Cosa sapere in breve
- Recupera il calore dei fumi di scarico e consuma meno gas di una tradizionale;
- il risparmio va dal 10-15% (termosifoni) al 20-25% (pavimento radiante);
- dal 2015 è di fatto l'unica caldaia installabile, per la direttiva europea ErP;
- si sceglie in base a potenza, classe energetica, acqua calda e posizione;
- una caldaia murale da 24 kW parte indicativamente da circa 1.000 €.
Come funziona e perché consuma meno
Il maggior rendimento nasce dal recupero del calore dei fumi di combustione. In una caldaia tradizionale i fumi vengono espulsi subito a 140-160 °C, disperdendo energia; in una a condensazione, invece, i fumi cedono prima il loro calore all'acqua di ritorno dell'impianto e vengono espulsi a circa 40 °C. Quel calore recuperato riscalda l'acqua, riducendo il consumo di gas.
Il risparmio è tanto maggiore quanto più bassa è la temperatura dell'acqua dell'impianto: con il riscaldamento a pavimento (bassa temperatura) si arriva al 20-25%, con i termosifoni tradizionali (alta temperatura) al 10-15%. Unica accortezza: la caldaia produce una condensa acida da smaltire, che per gli impianti domestici (fino a 35 kW) può essere scaricata nella rete fognaria.
Proprio per la loro efficienza, dal 26 settembre 2015 la direttiva europea ErP (Ecodesign) ha di fatto vietato la vendita delle vecchie caldaie tradizionali: oggi quasi tutte le caldaie in commercio sono a condensazione.
Come scegliere la caldaia giusta
Al di là della marca, la scelta si gioca su pochi criteri concreti: la posizione, la produzione di acqua calda, le funzioni e la classe energetica. Vediamoli.
Installazione interna o esterna
La caldaia esterna non occupa spazio in casa, ma è esposta alle intemperie: richiede protezioni contro gelo e sbalzi, che ne aumentano il costo. La interna occupa spazio ma è più protetta, dura di più e semplifica lo scarico della condensa. A parità di condizioni, la soluzione interna è spesso preferibile.
Produzione di acqua calda
Se usi la caldaia anche per l'acqua calda sanitaria, valuta la tecnologia "acqua comfort", che tiene una piccola riserva preriscaldata per averla subito calda al rubinetto (consuma un filo di più). Per famiglie numerose o utilizzi contemporanei, meglio una caldaia con bollitore, che accumula più acqua calda ma è più ingombrante.
Funzioni utili
Alcune funzioni migliorano comfort e durata: il sistema antigelo (utile per le caldaie esterne o le case in zone fredde), l'antiblocco che aziona la pompa quando la caldaia resta inattiva a lungo, e la programmabilità (anche via app), che regola accensione e temperatura evitando sprechi.
La classe energetica
È il parametro chiave per i consumi: a parità di calore prodotto, una classe energetica più alta significa meno gas bruciato. Una caldaia a gas a condensazione da sola arriva in classe A (la A+ è del sistema, abbinando la termoregolazione evoluta). Attenzione agli incentivi, però: dal 2025 la sola caldaia a gas è esclusa dall'Ecobonus, come spieghiamo nella guida a costi e incentivi.
Quanto costa una caldaia a condensazione
Il prezzo dipende da marca, potenza e funzioni. Indicativamente, una caldaia murale a camera stagna da 24 kW parte da circa 1.000 € per il solo apparecchio, a cui va aggiunta l'installazione. I modelli con bollitore, di maggiore potenza o con funzioni smart costano di più.

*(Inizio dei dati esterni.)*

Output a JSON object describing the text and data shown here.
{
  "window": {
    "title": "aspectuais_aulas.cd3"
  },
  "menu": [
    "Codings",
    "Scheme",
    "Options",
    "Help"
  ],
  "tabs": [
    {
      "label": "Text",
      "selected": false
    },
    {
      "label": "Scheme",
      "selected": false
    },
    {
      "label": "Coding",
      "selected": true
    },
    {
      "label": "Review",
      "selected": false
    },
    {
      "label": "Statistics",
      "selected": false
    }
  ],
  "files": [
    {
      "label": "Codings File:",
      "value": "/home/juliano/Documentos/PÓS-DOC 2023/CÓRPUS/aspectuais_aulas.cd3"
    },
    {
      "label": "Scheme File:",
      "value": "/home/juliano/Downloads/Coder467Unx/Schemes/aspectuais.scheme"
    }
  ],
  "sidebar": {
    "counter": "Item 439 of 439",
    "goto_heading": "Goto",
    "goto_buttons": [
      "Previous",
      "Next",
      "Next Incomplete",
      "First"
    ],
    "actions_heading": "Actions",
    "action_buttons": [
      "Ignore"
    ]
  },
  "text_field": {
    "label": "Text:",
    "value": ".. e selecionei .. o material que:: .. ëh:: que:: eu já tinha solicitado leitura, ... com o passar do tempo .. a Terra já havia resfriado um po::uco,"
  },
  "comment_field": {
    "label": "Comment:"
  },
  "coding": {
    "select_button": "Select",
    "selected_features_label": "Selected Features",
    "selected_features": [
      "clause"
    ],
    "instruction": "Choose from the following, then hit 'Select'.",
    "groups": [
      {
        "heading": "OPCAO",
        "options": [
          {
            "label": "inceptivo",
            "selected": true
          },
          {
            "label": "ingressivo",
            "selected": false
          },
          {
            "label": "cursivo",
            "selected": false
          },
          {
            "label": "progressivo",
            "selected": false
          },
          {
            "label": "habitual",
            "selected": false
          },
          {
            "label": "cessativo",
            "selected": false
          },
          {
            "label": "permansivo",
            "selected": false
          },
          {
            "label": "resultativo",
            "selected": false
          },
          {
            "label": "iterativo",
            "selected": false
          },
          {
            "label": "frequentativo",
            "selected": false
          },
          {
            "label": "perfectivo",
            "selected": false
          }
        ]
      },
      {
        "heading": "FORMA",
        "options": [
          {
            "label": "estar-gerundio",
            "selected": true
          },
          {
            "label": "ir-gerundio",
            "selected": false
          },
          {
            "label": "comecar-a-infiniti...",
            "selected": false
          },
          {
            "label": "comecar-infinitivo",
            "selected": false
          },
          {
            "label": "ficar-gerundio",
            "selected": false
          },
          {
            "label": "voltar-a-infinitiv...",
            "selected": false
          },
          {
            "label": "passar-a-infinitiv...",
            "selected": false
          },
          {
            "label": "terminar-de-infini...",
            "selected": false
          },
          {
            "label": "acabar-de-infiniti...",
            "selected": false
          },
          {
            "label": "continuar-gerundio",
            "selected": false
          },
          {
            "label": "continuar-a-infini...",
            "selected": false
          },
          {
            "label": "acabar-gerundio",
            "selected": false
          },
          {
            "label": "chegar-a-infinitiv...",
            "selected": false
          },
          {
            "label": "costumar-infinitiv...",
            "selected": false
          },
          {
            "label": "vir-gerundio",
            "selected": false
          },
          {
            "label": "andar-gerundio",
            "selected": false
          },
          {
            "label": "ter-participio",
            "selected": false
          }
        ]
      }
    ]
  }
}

Su questa spesa incidono però le agevolazioni fiscali e la scelta dell'installatore: confrontare più preventivi, a parità di modello, può fare una differenza sensibile. Per orientarti tra i modelli, vedi le migliori caldaie ad alta efficienza.
Domande frequenti
Rispetto a una tradizionale, dal 10-15% con i termosifoni fino al 20-25% con il riscaldamento a pavimento. Il risparmio cresce quanto più è bassa la temperatura dell'acqua dell'impianto.
No: dal 2015 la direttiva europea ErP ha di fatto vietato la vendita delle caldaie tradizionali a gas. In commercio si trovano quasi esclusivamente modelli a condensazione.
La interna dura di più, è protetta e semplifica lo scarico della condensa; la esterna non occupa spazio ma richiede protezioni contro il gelo. A parità di condizioni, la interna è spesso la scelta migliore.
Va dimensionata sull'abitazione: una potenza troppo alta spreca energia, una troppo bassa non riscalda bene. Per un appartamento medio si parte spesso da 24 kW; meglio farla valutare a un tecnico.